Les ambitions arctiques au début de la guerre froide : la tentative des États-Unis d'acheter le Groenland à prix d'or

En 1946, le monde sortait à peine de l’ombre de la guerre, mais l’opposition entre les deux superpuissances, les États-Unis et l’URSS, devenait de plus en plus claire. Dans ce contexte, le secrétaire d’État américain, Byrnes, a tenu une réunion secrète de haut niveau à New York, au cours de laquelle il a fait une proposition audacieuse au ministre danois des Affaires étrangères, Rasmussen : échanger 100 millions de dollars et la région de Barrow en Alaska contre l’ensemble de l’île du Groenland.

Du commerce au contrôle militaire

Les Américains avaient une stratégie bien pensée. Dans leur vision stratégique, le Groenland, qui contrôle le passage du Nord, revêt une importance cruciale pour la défense contre l’URSS. Byrnes a même laissé entendre dans un mémorandum qu’étant donné que le Groenland représentait une charge économique pour le Danemark, il serait plus simple de le vendre, ce qui serait « net et efficace » et soulagerait la pression financière du Danemark. Une telle suggestion revenait à dire : « Ne le gardez pas, ne dépensez pas d’argent pour le maintenir, laissez-nous le prendre en main. »

La prudence du Danemark et l’ombre de la Guerre froide

Cependant, le Danemark n’a pas été séduit par l’argent américain. Outre le principe de souveraineté nationale et d’intégrité territoriale, la décision diplomatique danoise était motivée par une crainte plus profonde — l’URSS. À l’époque, la puissance soviétique était à son apogée, et le Danemark redoutait cette menace. Vendre le Groenland aux États-Unis signifiait non seulement que le passage du Nord tomberait entièrement sous le contrôle américain, mais risquait aussi d’irriter Moscou, provoquant une réaction soviétique contre le territoire danois dans la région de la Baltique. Pris dans cette situation délicate, le Danemark a finalement refusé.

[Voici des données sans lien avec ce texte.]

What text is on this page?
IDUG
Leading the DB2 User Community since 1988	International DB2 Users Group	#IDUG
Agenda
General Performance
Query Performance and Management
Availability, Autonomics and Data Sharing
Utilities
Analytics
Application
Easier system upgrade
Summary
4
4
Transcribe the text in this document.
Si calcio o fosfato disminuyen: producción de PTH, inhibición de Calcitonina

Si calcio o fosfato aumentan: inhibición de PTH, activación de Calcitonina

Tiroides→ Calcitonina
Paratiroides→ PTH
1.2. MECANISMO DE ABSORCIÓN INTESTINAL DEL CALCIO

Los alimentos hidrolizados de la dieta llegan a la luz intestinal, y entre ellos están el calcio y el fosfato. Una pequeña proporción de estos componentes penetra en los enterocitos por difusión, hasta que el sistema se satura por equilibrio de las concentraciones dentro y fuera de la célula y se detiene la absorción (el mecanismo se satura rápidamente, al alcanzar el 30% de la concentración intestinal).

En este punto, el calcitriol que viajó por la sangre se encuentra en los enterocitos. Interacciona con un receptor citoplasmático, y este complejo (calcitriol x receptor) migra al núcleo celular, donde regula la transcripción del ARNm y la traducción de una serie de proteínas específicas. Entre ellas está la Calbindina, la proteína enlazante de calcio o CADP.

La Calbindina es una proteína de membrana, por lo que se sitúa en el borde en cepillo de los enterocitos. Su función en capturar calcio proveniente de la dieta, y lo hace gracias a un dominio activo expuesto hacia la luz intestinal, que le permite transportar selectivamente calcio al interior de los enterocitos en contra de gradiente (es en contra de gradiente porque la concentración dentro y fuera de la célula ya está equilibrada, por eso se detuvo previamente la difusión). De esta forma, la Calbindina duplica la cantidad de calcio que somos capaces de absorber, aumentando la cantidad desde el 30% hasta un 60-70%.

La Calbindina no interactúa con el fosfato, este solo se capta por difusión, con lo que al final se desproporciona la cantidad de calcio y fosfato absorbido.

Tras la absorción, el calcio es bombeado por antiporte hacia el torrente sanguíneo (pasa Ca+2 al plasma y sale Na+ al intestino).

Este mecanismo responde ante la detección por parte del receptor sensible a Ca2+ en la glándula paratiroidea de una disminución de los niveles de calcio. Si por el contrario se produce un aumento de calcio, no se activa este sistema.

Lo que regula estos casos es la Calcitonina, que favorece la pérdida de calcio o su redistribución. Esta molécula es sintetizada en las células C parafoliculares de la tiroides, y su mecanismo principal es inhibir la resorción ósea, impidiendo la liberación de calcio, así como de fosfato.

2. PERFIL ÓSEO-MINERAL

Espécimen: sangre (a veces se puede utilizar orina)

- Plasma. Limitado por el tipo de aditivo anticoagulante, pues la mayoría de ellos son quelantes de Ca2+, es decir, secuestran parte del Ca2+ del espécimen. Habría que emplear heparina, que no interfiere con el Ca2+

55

Une solution de compromis de moindre enjeu

Bien que le projet d’achat direct ait échoué, les États-Unis n’ont pas abandonné. En exerçant une pression politique, ils ont finalement contraint le Danemark à signer l’« Accord de défense américano-groenlandaise ». Selon les termes de l’accord, les États-Unis ont obtenu le droit de construire la base aérienne de Thulé (aujourd’hui appelée Pituffik Space Base) dans le nord-ouest du Groenland. Ainsi, sans dépenser 100 millions de dollars pour acheter la terre, les États-Unis ont obtenu de manière plus économique le bien le plus précieux : un droit d’usage militaire exclusif. Cela leur a également permis d’éviter la charge administrative et économique liée à la gestion du Groenland. En fin de compte, cette transaction a permis aux États-Unis de renforcer leur stratégie dans l’Arctique sous une autre forme.